Lai, ciudadano británico, niega las acusaciones y se describe a sí mismo como un prisionero político.

Y para la familia del señor Lai, las preocupaciones legales se ven eclipsadas por los temores por su salud y supervivencia.

El hijo de Lai, Sebastien Lai, dice que la sentencia es efectivamente una cadena perpetua.

“Estos 20 años son una farsa. Básicamente equivalen a una sentencia de cadena perpetua, o como la llama Human Rights Watch, una pena de muerte, porque bajo las condiciones en las que mi padre está detenido, no sé si tiene ni siquiera una décima parte de esa.”

La condena de Jimmy Lai marca un momento crucial para Hong Kong.

Para los críticos, esto señala el colapso de la libertad de prensa que alguna vez se prometió en el marco de “Un país, dos sistemas”.

El abogado de derechos humanos Jonathan Price dijo que la sentencia no estaba justificada.

“La sentencia envía un mensaje muy claro de que la disidencia legítima ya no será tolerada en Hong Kong. 20 años es mucho tiempo en la vida de cualquier persona. El señor Lai tiene, como usted sabe, 78 años y su salud se está deteriorando rápidamente. La situación no podría ser más urgente. Nos alienta escuchar que Yvette Cooper, la Secretaria de Asuntos Exteriores británica, hoy reitera la opinión del gobierno británico de que se trata de una persecución política, fue un juicio político”. Son acusaciones políticas y es una creencia política”.

Pero para Beijing demuestra que nadie está por encima de la ley.

Lin Jian dice que es prueba de que los tribunales de Hong Kong actuaron de forma independiente.

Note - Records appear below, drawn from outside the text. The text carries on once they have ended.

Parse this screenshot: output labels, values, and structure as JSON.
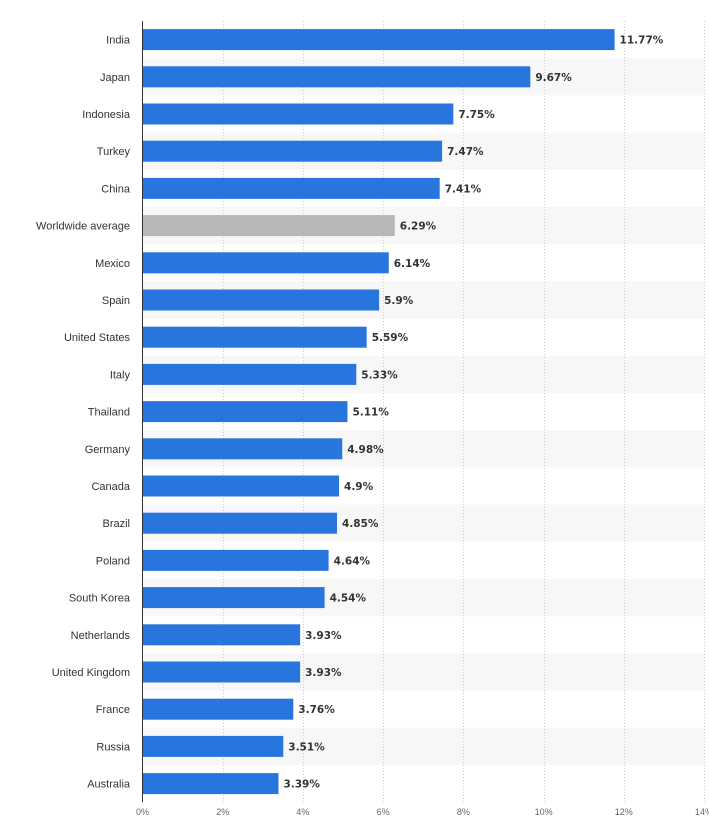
{
  "chart_data": {
    "type": "bar",
    "orientation": "horizontal",
    "title": "",
    "xlabel": "",
    "ylabel": "",
    "xlim": [
      0,
      14
    ],
    "x_ticks": [
      0,
      2,
      4,
      6,
      8,
      10,
      12,
      14
    ],
    "x_tick_labels": [
      "0%",
      "2%",
      "4%",
      "6%",
      "8%",
      "10%",
      "12%",
      "14%"
    ],
    "value_suffix": "%",
    "grid": true,
    "colors": {
      "bar": "#2876dd",
      "highlight": "#b7b7b7",
      "band": "#f7f7f7",
      "grid": "#cccccc",
      "axis": "#333333"
    },
    "categories": [
      "India",
      "Japan",
      "Indonesia",
      "Turkey",
      "China",
      "Worldwide average",
      "Mexico",
      "Spain",
      "United States",
      "Italy",
      "Thailand",
      "Germany",
      "Canada",
      "Brazil",
      "Poland",
      "South Korea",
      "Netherlands",
      "United Kingdom",
      "France",
      "Russia",
      "Australia"
    ],
    "values": [
      11.77,
      9.67,
      7.75,
      7.47,
      7.41,
      6.29,
      6.14,
      5.9,
      5.59,
      5.33,
      5.11,
      4.98,
      4.9,
      4.85,
      4.64,
      4.54,
      3.93,
      3.93,
      3.76,
      3.51,
      3.39
    ],
    "value_labels": [
      "11.77%",
      "9.67%",
      "7.75%",
      "7.47%",
      "7.41%",
      "6.29%",
      "6.14%",
      "5.9%",
      "5.59%",
      "5.33%",
      "5.11%",
      "4.98%",
      "4.9%",
      "4.85%",
      "4.64%",
      "4.54%",
      "3.93%",
      "3.93%",
      "3.76%",
      "3.51%",
      "3.39%"
    ],
    "highlighted_category": "Worldwide average"
  }
}
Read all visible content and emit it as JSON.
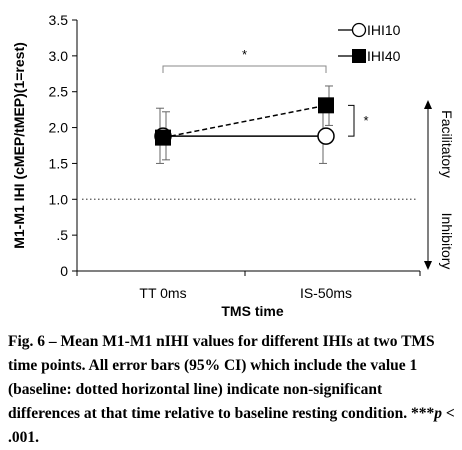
{
  "chart_data": {
    "type": "line",
    "categories": [
      "TT 0ms",
      "IS-50ms"
    ],
    "series": [
      {
        "name": "IHI10",
        "values": [
          1.88,
          1.88
        ],
        "ci_low": [
          1.5,
          1.5
        ],
        "ci_high": [
          2.27,
          2.25
        ],
        "marker": "open-circle",
        "line": "solid",
        "color": "#000000"
      },
      {
        "name": "IHI40",
        "values": [
          1.86,
          2.31
        ],
        "ci_low": [
          1.55,
          2.03
        ],
        "ci_high": [
          2.22,
          2.58
        ],
        "marker": "filled-square",
        "line": "dashed",
        "color": "#000000"
      }
    ],
    "xlabel": "TMS time",
    "ylabel": "M1-M1 IHI (cMEP/tMEP)(1=rest)",
    "ylim": [
      0,
      3.5
    ],
    "yticks": [
      0,
      0.5,
      1.0,
      1.5,
      2.0,
      2.5,
      3.0,
      3.5
    ],
    "ytick_labels": [
      "0",
      ".5",
      "1.0",
      "1.5",
      "2.0",
      "2.5",
      "3.0",
      "3.5"
    ],
    "baseline": {
      "value": 1.0,
      "style": "dotted"
    },
    "legend_position": "top-right",
    "side_labels": {
      "upper": "Facilitatory",
      "lower": "Inhibitory"
    },
    "annotations": {
      "between_times": "*",
      "between_ihis": "*"
    }
  },
  "caption": {
    "fig_label": "Fig. 6",
    "dash": "–",
    "text": "Mean M1-M1 nIHI values for different IHIs at two TMS time points. All error bars (95% CI) which include the value 1 (baseline: dotted horizontal line) indicate non-significant differences at that time relative to baseline resting condition.",
    "stars": "***",
    "p_symbol": "p",
    "p_rest": " < .001."
  }
}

“Hong Kong es una sociedad regida por el Estado de derecho. Las autoridades judiciales de la Región Administrativa Especial de Hong Kong cumplen con sus deberes, defienden la autoridad de la ley y defienden la seguridad nacional de conformidad con la ley. Esto está justificado, es legítimo, legal e irreprochable. El Gobierno central apoya firmemente a la Región Administrativa Especial de Hong Kong en la salvaguardia de la seguridad nacional y el castigo de los delitos que ponen en peligro la seguridad nacional de conformidad con la ley”.

Pero para su familia es una carrera contra el tiempo.

La hija de Jimmy, Claire Lai, dice que la decisión final recae en Beijing, no en los tribunales de Hong Kong.

“El árbitro principal de los casos de mi padre y su libertad está en Beijing, no en Hong Kong. Esto no es algo que deba resolverse soberano por soberano. No es algo que pueda resolverse a través del sistema judicial”.